I secondi piatti sono basati non solo sulla carne arrosto, ma anche su quella bollita, in umido o a base di interiora. Vediamoli:

-Su proceddu o "porceddu" (spesso italianizzato con il termine "porcetto") , è il maialino da latte di circa 4 - 5 kg o di venti giorni, cotto lentamente allo spiedo, su graticole e aromatizzato dopo la cuttura con mirto o rosmarino. Questo arrosto costituisce un classico della cucina pastorale sarda;
-l'arrosto di agnello da latte, dal peso massimo di 7 kg, dalla carne bianca e morbida e dal sapore intenso è una tradizione tra le più antiche dell'isola, da sempre terra di pastori dei quali questa pietanza rappresentava una delle più tipiche abitudini alimentari. La carne di agnello costituisce la base anche di varie tipiche Panadas;
-l'arrosto di capretto da latte è una pietanza particolarmente ricercata. Il capretto viene arrostito lentamente allo spiedo con l'aggiunta di aromi quali il mirto o il rosmarino;
la carne di cinghiale cucinata col metodo a carraxu (cottura in buca interrata). Questa particolare cottura consiste nel riempire la buca di brace per scaldare le pareti; tolta la cenere si stendono sul fondo frasche di mirto e timo adagiandovi sopra il cinghiale e poi ricoprendolo con altre frasche; si chiude poi la buca con la terra e vi si accende sopra un fuoco. Viene anche cucinato in agrodolce, tagliando la carne a tocchetti e rosolandola in un trito di cipolla, prezzemolo, mirto e timo e poi aggiungendo aceto e la passata di pomodoro;
-la Trattalia o Tattaliu, a base di coratella di agnello o di capretto, viene cucinata arrosto con uno spiedo, infilzando alternati pezzi di fegato, cuore, animelle, e polmone che deve essere prima parzialmente cotto, avvolto col peritoneo e legato con tutto l'ntestino ben pulito, oppure in tegame con piselli o carciofi;
-la Berbeche in cappotto ossia la pecora bollita con cipolle e patate, servita con pane carasau bagnato nel brodo di cottura.

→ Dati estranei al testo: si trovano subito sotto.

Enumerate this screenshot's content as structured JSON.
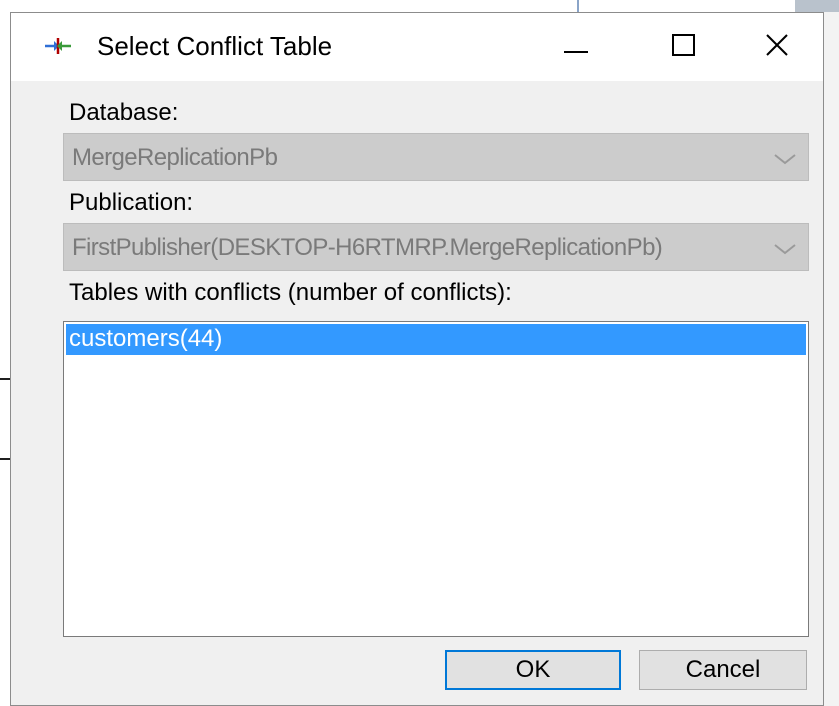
{
  "dialog": {
    "title": "Select Conflict Table",
    "icon": "merge-arrows-icon",
    "controls": {
      "minimize_icon": "minimize-icon",
      "maximize_icon": "maximize-icon",
      "close_icon": "close-icon"
    }
  },
  "database": {
    "label": "Database:",
    "value": "MergeReplicationPb"
  },
  "publication": {
    "label": "Publication:",
    "value": "FirstPublisher(DESKTOP-H6RTMRP.MergeReplicationPb)"
  },
  "tables": {
    "label": "Tables with conflicts (number of conflicts):",
    "items": [
      "customers(44)"
    ]
  },
  "buttons": {
    "ok": "OK",
    "cancel": "Cancel"
  },
  "colors": {
    "selection": "#3399ff",
    "default_button_border": "#0078d7",
    "disabled_field": "#cccccc"
  }
}
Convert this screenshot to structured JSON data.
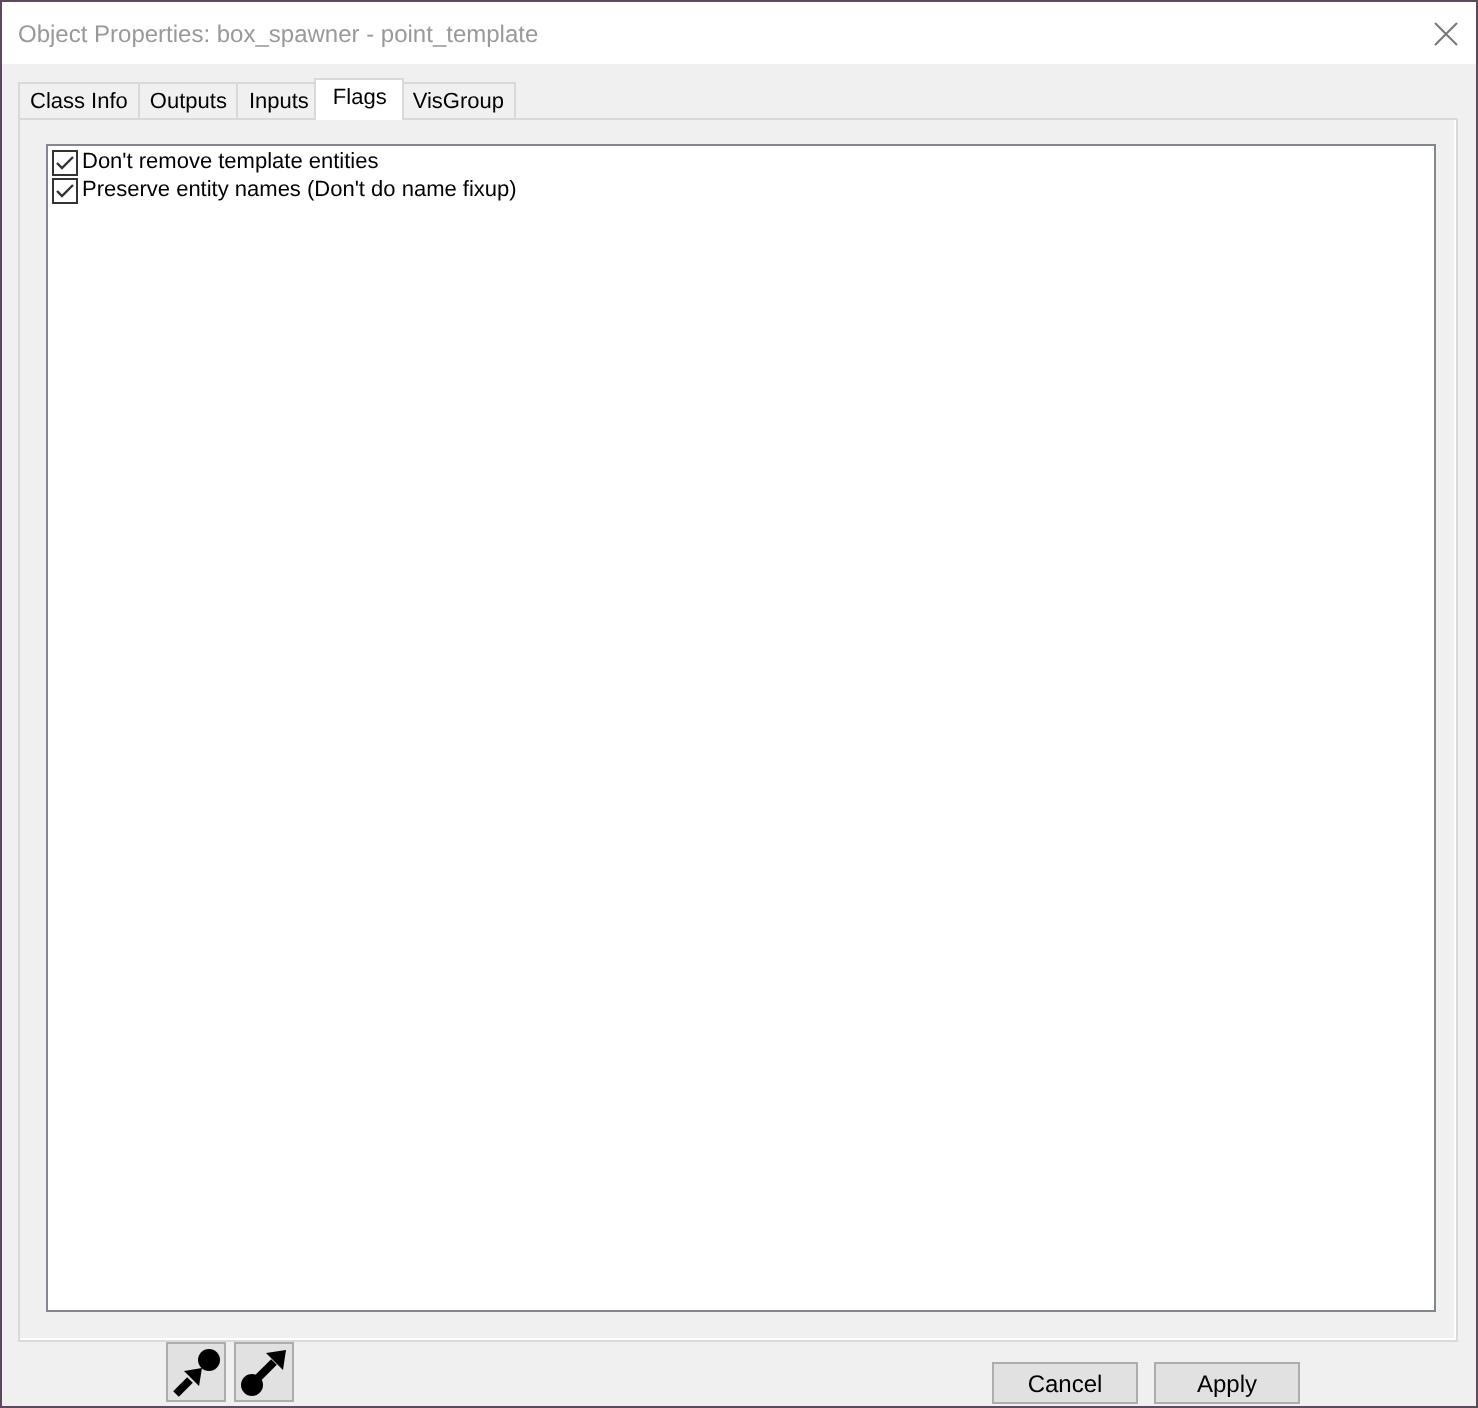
{
  "window": {
    "title": "Object Properties: box_spawner - point_template"
  },
  "tabs": [
    {
      "label": "Class Info",
      "selected": false
    },
    {
      "label": "Outputs",
      "selected": false
    },
    {
      "label": "Inputs",
      "selected": false
    },
    {
      "label": "Flags",
      "selected": true
    },
    {
      "label": "VisGroup",
      "selected": false
    }
  ],
  "flags": [
    {
      "label": "Don't remove template entities",
      "checked": true
    },
    {
      "label": "Preserve entity names (Don't do name fixup)",
      "checked": true
    }
  ],
  "buttons": [
    "Cancel",
    "Apply"
  ]
}
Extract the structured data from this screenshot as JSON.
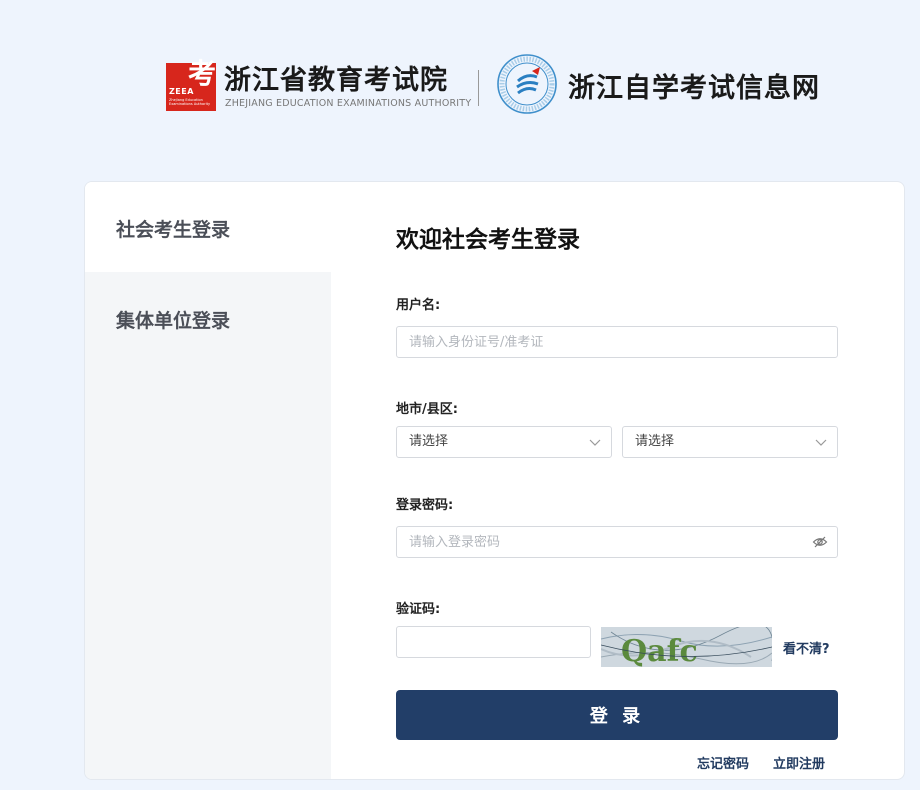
{
  "header": {
    "logo_glyph": "考",
    "logo_abbr": "ZEEA",
    "logo_small": "Zhejiang Education Examinations Authority",
    "org_name": "浙江省教育考试院",
    "org_name_en": "ZHEJIANG EDUCATION EXAMINATIONS AUTHORITY",
    "site_name": "浙江自学考试信息网"
  },
  "tabs": [
    {
      "label": "社会考生登录",
      "active": true
    },
    {
      "label": "集体单位登录",
      "active": false
    }
  ],
  "form": {
    "title": "欢迎社会考生登录",
    "username_label": "用户名:",
    "username_placeholder": "请输入身份证号/准考证",
    "region_label": "地市/县区:",
    "city_select": "请选择",
    "county_select": "请选择",
    "password_label": "登录密码:",
    "password_placeholder": "请输入登录密码",
    "captcha_label": "验证码:",
    "captcha_value": "",
    "captcha_text": "Qafc",
    "captcha_refresh": "看不清?",
    "login_button": "登 录",
    "forgot_password": "忘记密码",
    "register": "立即注册"
  },
  "colors": {
    "brand_red": "#d7261c",
    "primary_navy": "#223e68",
    "page_bg": "#eef4fd"
  }
}
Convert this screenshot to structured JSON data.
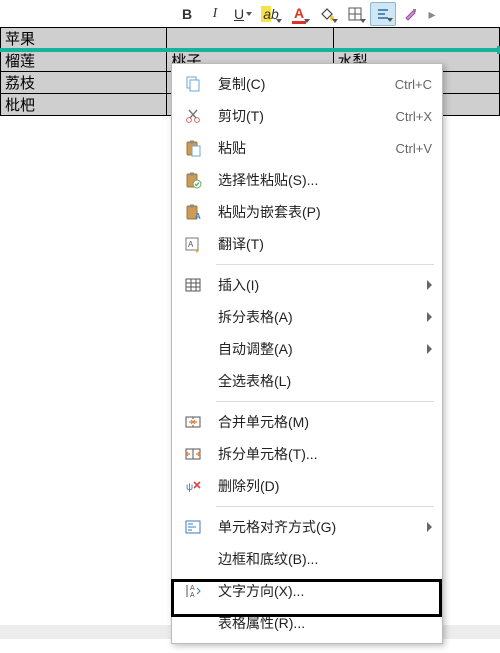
{
  "table": {
    "rows": [
      [
        "苹果",
        "",
        ""
      ],
      [
        "榴莲",
        "桃子",
        "水梨"
      ],
      [
        "荔枝",
        "",
        ""
      ],
      [
        "枇杷",
        "",
        ""
      ]
    ],
    "selected_row_index": 1
  },
  "toolbar": {
    "bold_glyph": "B",
    "italic_glyph": "I",
    "underline_glyph": "U",
    "highlight_glyph": "ab",
    "fontcolor_glyph": "A"
  },
  "colors": {
    "selection": "#17b29c",
    "cell_bg": "#cfcfcf"
  },
  "context_menu": {
    "items": [
      {
        "icon": "copy-icon",
        "label": "复制(C)",
        "shortcut": "Ctrl+C"
      },
      {
        "icon": "cut-icon",
        "label": "剪切(T)",
        "shortcut": "Ctrl+X"
      },
      {
        "icon": "paste-icon",
        "label": "粘贴",
        "shortcut": "Ctrl+V"
      },
      {
        "icon": "paste-special-icon",
        "label": "选择性粘贴(S)...",
        "shortcut": ""
      },
      {
        "icon": "paste-nested-icon",
        "label": "粘贴为嵌套表(P)",
        "shortcut": ""
      },
      {
        "icon": "translate-icon",
        "label": "翻译(T)",
        "shortcut": ""
      },
      {
        "sep": true
      },
      {
        "icon": "table-icon",
        "label": "插入(I)",
        "submenu": true
      },
      {
        "icon": "",
        "label": "拆分表格(A)",
        "submenu": true
      },
      {
        "icon": "",
        "label": "自动调整(A)",
        "submenu": true
      },
      {
        "icon": "",
        "label": "全选表格(L)",
        "shortcut": ""
      },
      {
        "sep": true
      },
      {
        "icon": "merge-cells-icon",
        "label": "合并单元格(M)",
        "shortcut": ""
      },
      {
        "icon": "split-cells-icon",
        "label": "拆分单元格(T)...",
        "shortcut": ""
      },
      {
        "icon": "delete-col-icon",
        "label": "删除列(D)",
        "shortcut": ""
      },
      {
        "sep": true
      },
      {
        "icon": "cell-align-icon",
        "label": "单元格对齐方式(G)",
        "submenu": true,
        "highlighted": true
      },
      {
        "icon": "",
        "label": "边框和底纹(B)...",
        "shortcut": ""
      },
      {
        "icon": "text-dir-icon",
        "label": "文字方向(X)...",
        "shortcut": ""
      },
      {
        "icon": "",
        "label": "表格属性(R)...",
        "shortcut": ""
      }
    ]
  }
}
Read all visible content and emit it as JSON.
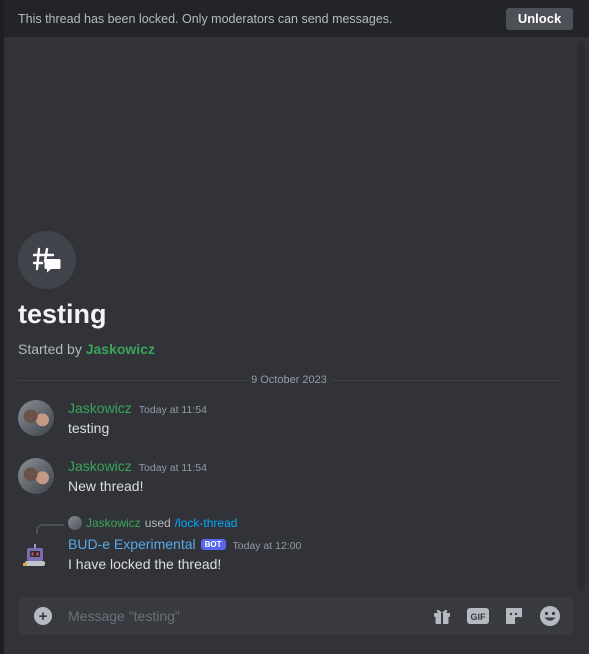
{
  "lock_banner": {
    "text": "This thread has been locked. Only moderators can send messages.",
    "unlock_label": "Unlock"
  },
  "thread": {
    "icon": "thread-icon",
    "title": "testing",
    "started_by_prefix": "Started by",
    "started_by_user": "Jaskowicz"
  },
  "divider_date": "9 October 2023",
  "messages": [
    {
      "author": "Jaskowicz",
      "timestamp": "Today at 11:54",
      "text": "testing"
    },
    {
      "author": "Jaskowicz",
      "timestamp": "Today at 11:54",
      "text": "New thread!"
    }
  ],
  "bot_message": {
    "reply_user": "Jaskowicz",
    "reply_used": "used",
    "reply_command": "/lock-thread",
    "author": "BUD-e Experimental",
    "badge": "BOT",
    "timestamp": "Today at 12:00",
    "text": "I have locked the thread!"
  },
  "composer": {
    "placeholder": "Message \"testing\"",
    "icons": [
      "add-icon",
      "gift-icon",
      "gif-icon",
      "sticker-icon",
      "emoji-icon"
    ]
  },
  "colors": {
    "background": "#313338",
    "username_green": "#3ba55c",
    "bot_name": "#5aa9e6",
    "bot_badge": "#5865f2",
    "command_link": "#00a8fc"
  }
}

-i Pillonis de tàccula è un piatto a base di selvaggina, principalmente tordi (durduros) e i merli (meurra) lessati, salati e aromatizzati con foglie di mirto;

-Su Ghisadu piatto tipico logudorese di carne di pecora o maiale brado rosolata a fuoco lento con pomodoro, alloro, aglio e prezzemolo; il sugo costituisce ottimo condimento per gnocchetti "cicciones" o ravioli "colunzones".